Some people may think that tight restrictions make sense for safety reasons. One problem with that position is that if laws are too strict, cottage food goes underground. Atlanta magazine examined Georgia’s cottage food laws. Before reforms, producers “were prohibited, under most circumstances, from selling any type of food that was not prepared in a commercial‐grade kitchen used solely for commercial purposes.” So “if you wanted to sell birthday cakes out of your home, you had to build a second kitchen used only for that purpose.” The result was “a lot of home cooks selling baked goods under the table, without licensing or food safety training.” With reforms in Georgia, home entrepreneurs can now sell many foodstuffs, including “breads, cakes, cookies, fruit pies, jams and jellies, dried fruits, herbs and mixtures, cereals and granola, nuts, vinegars, popcorn and candies.”

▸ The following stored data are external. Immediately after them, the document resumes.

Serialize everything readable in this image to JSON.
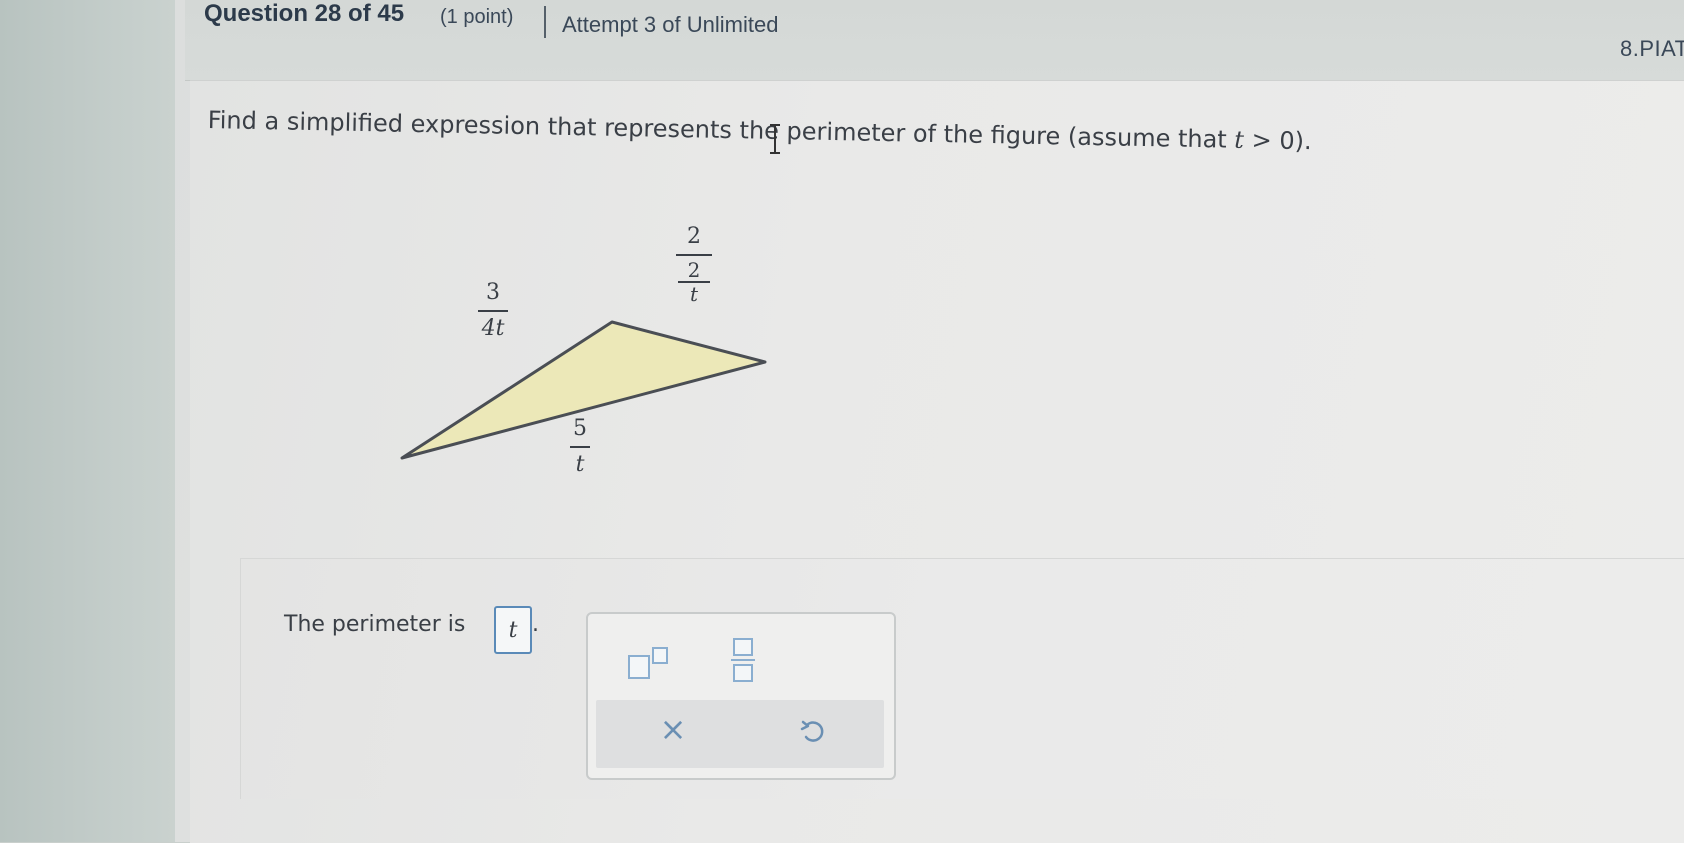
{
  "header": {
    "question_number": "Question 28 of 45",
    "points": "(1 point)",
    "attempt": "Attempt 3 of Unlimited",
    "code": "8.PIAT"
  },
  "prompt": {
    "text_before": "Find a simplified expression that represents the perimeter of the figure (assume that ",
    "variable": "t",
    "condition": " > 0)."
  },
  "figure": {
    "fill_color": "#ece8b8",
    "stroke_color": "#4a4e54",
    "label_left": {
      "num": "3",
      "den": "4t"
    },
    "label_right": {
      "num": "2",
      "den_num": "2",
      "den_den": "t"
    },
    "label_bottom": {
      "num": "5",
      "den": "t"
    }
  },
  "answer": {
    "label": "The perimeter is",
    "input_value": "t",
    "trailing": "."
  },
  "palette": {
    "power_button": "exponent-template",
    "fraction_button": "fraction-template",
    "clear_symbol": "×",
    "undo_icon": "undo-icon",
    "accent_color": "#7da0c4"
  }
}
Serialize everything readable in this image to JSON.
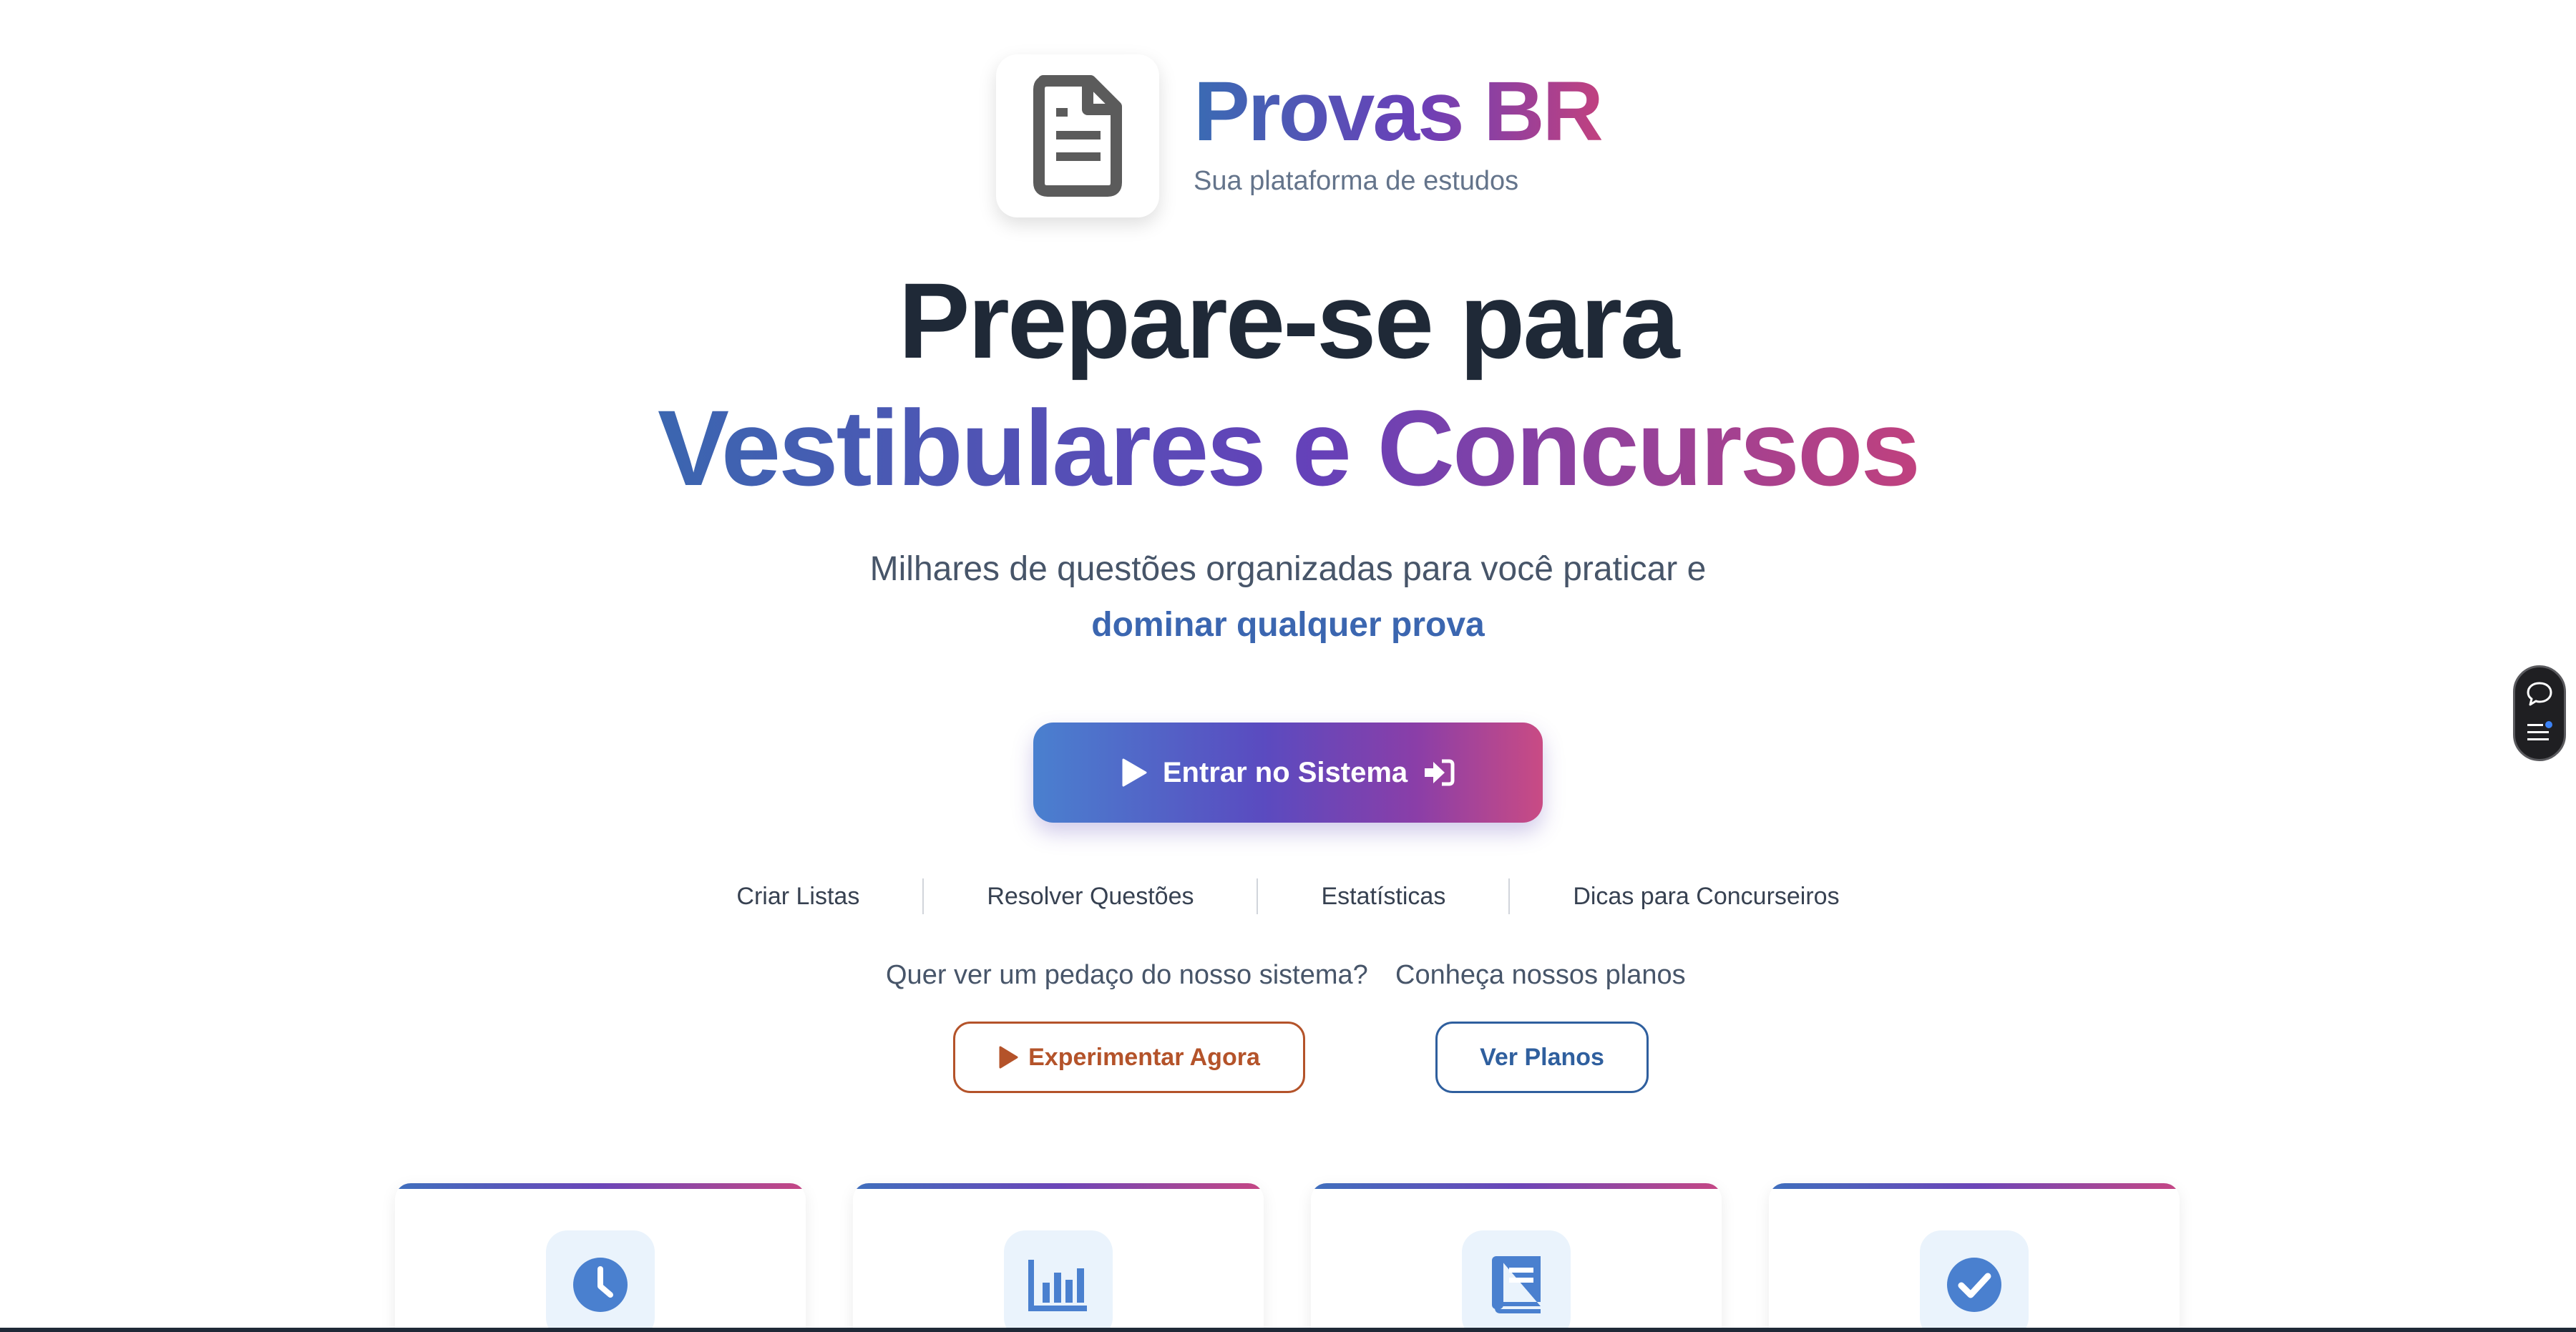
{
  "brand": {
    "name": "Provas BR",
    "tagline": "Sua plataforma de estudos",
    "logo_icon": "document-icon"
  },
  "hero": {
    "line1": "Prepare-se para",
    "line2": "Vestibulares e Concursos",
    "subtitle_line1": "Milhares de questões organizadas para você praticar e",
    "subtitle_highlight": "dominar qualquer prova"
  },
  "cta": {
    "label": "Entrar no Sistema",
    "leading_icon": "play-icon",
    "trailing_icon": "sign-in-icon"
  },
  "features": [
    "Criar Listas",
    "Resolver Questões",
    "Estatísticas",
    "Dicas para Concurseiros"
  ],
  "demo": {
    "question": "Quer ver um pedaço do nosso sistema?",
    "button": "Experimentar Agora"
  },
  "plans": {
    "question": "Conheça nossos planos",
    "button": "Ver Planos"
  },
  "cards": [
    {
      "icon": "clock-icon"
    },
    {
      "icon": "bar-chart-icon"
    },
    {
      "icon": "book-icon"
    },
    {
      "icon": "check-circle-icon"
    }
  ],
  "widget": {
    "icons": [
      "chat-bubble-icon",
      "list-icon"
    ]
  },
  "colors": {
    "gradient_start": "#3b66b0",
    "gradient_mid": "#6541b9",
    "gradient_end": "#c0417e",
    "heading": "#1f2937",
    "accent_orange": "#b4532a",
    "accent_blue": "#2f5f9e",
    "card_icon_bg": "#eaf3fc"
  }
}
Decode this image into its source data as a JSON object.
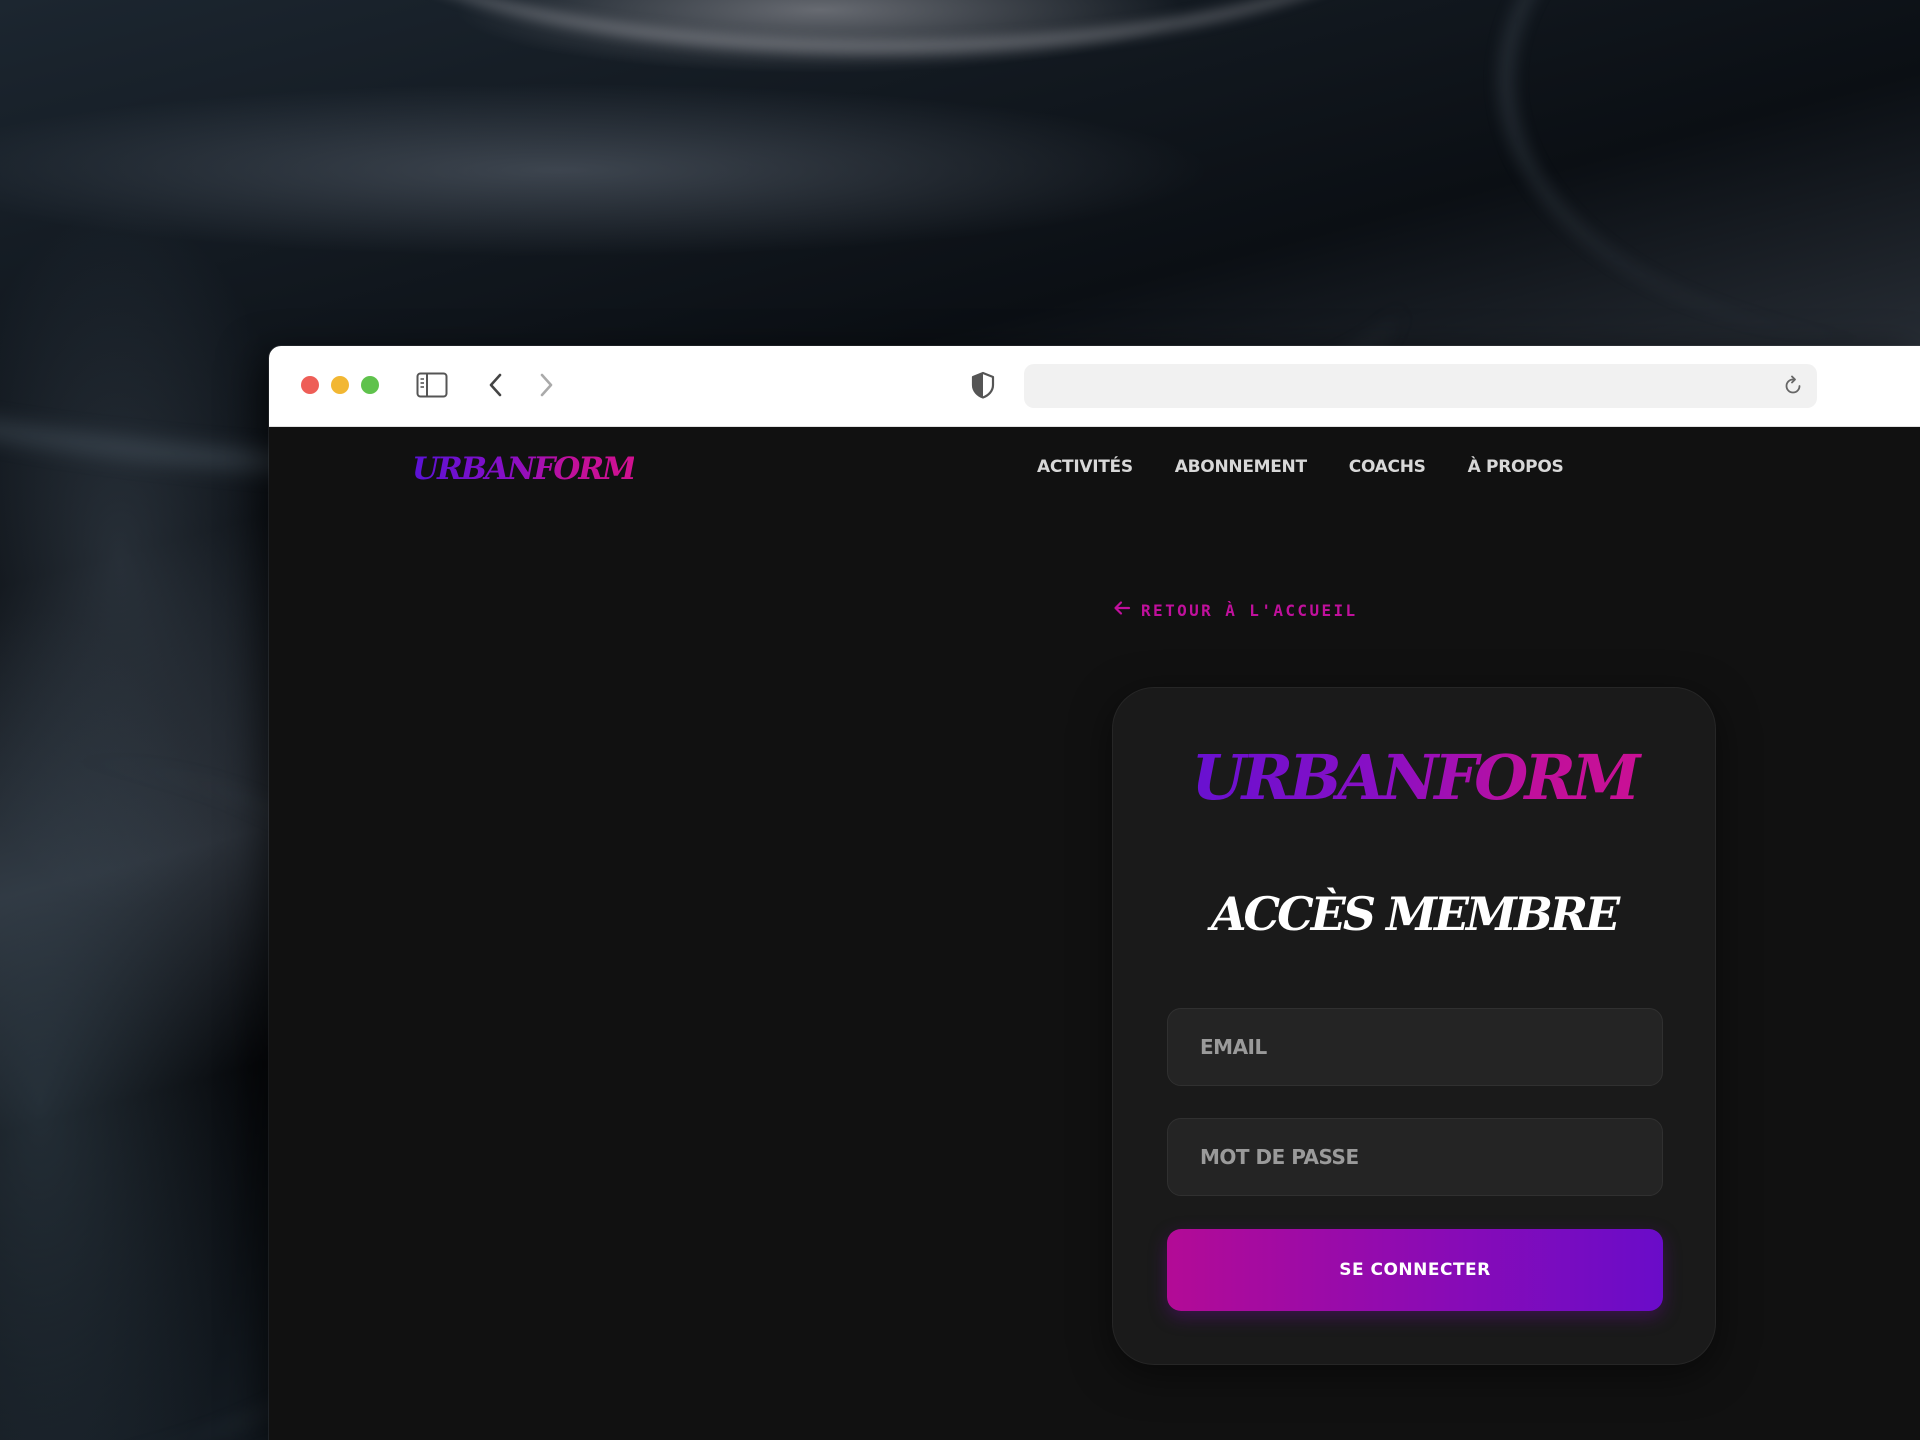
{
  "brand": {
    "name": "URBANFORM",
    "colors": {
      "purple": "#5a12d6",
      "magenta": "#d0118f"
    }
  },
  "browser": {
    "address_value": "",
    "icons": {
      "sidebar": "sidebar-icon",
      "back": "chevron-left-icon",
      "forward": "chevron-right-icon",
      "privacy": "shield-icon",
      "reload": "reload-icon"
    }
  },
  "nav": {
    "items": [
      {
        "label": "ACTIVITÉS"
      },
      {
        "label": "ABONNEMENT"
      },
      {
        "label": "COACHS"
      },
      {
        "label": "À PROPOS"
      }
    ]
  },
  "back_link": {
    "label": "RETOUR À L'ACCUEIL",
    "icon": "arrow-left-icon"
  },
  "login": {
    "title": "ACCÈS MEMBRE",
    "email": {
      "placeholder": "EMAIL",
      "value": ""
    },
    "password": {
      "placeholder": "MOT DE PASSE",
      "value": ""
    },
    "submit_label": "SE CONNECTER"
  }
}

Another problem with overly restrictive rules is that they strangle nascent entrepreneurship and undermine the economy. Harvard Law School’s Food Law and Policy Clinic profiled Mark Stambler, who was shut down by Los Angeles County for selling bread made in his home. Stambler fought back and was successful in getting local cottage food laws liberalized. His business grew, he won baking awards, and he ultimately founded a successful brick‐and‐mortar business. The Harvard researchers noted that because “Mark was able to start his business out of his home kitchen, he was able to test the market for his product and take a risk that ultimately led to a very successful business.”
I don’t know what level of cottage food regulation is ideal. I do know that markets generally work better than regulations, and that when regulations are too tight, activities go underground to nobody’s benefit. Cottage food laws vary widely by state, and so an obvious way forward is for the most restrictive states to consider reforms to match the freest states. Rhode Island, which shuts down moms for selling home-baked cookies, could learn from Wyoming, which “is a model for the food freedom approach.”
People want to produce food at home to earn income, to test business ideas, and to benefit their communities. Other people want to buy the products, and a general rule of markets is that voluntary exchanges are mutually beneficial. So rather than knee-jerk banning home food production, governments should work to facilitate the growing industry and expand opportunities for food entrepreneurs.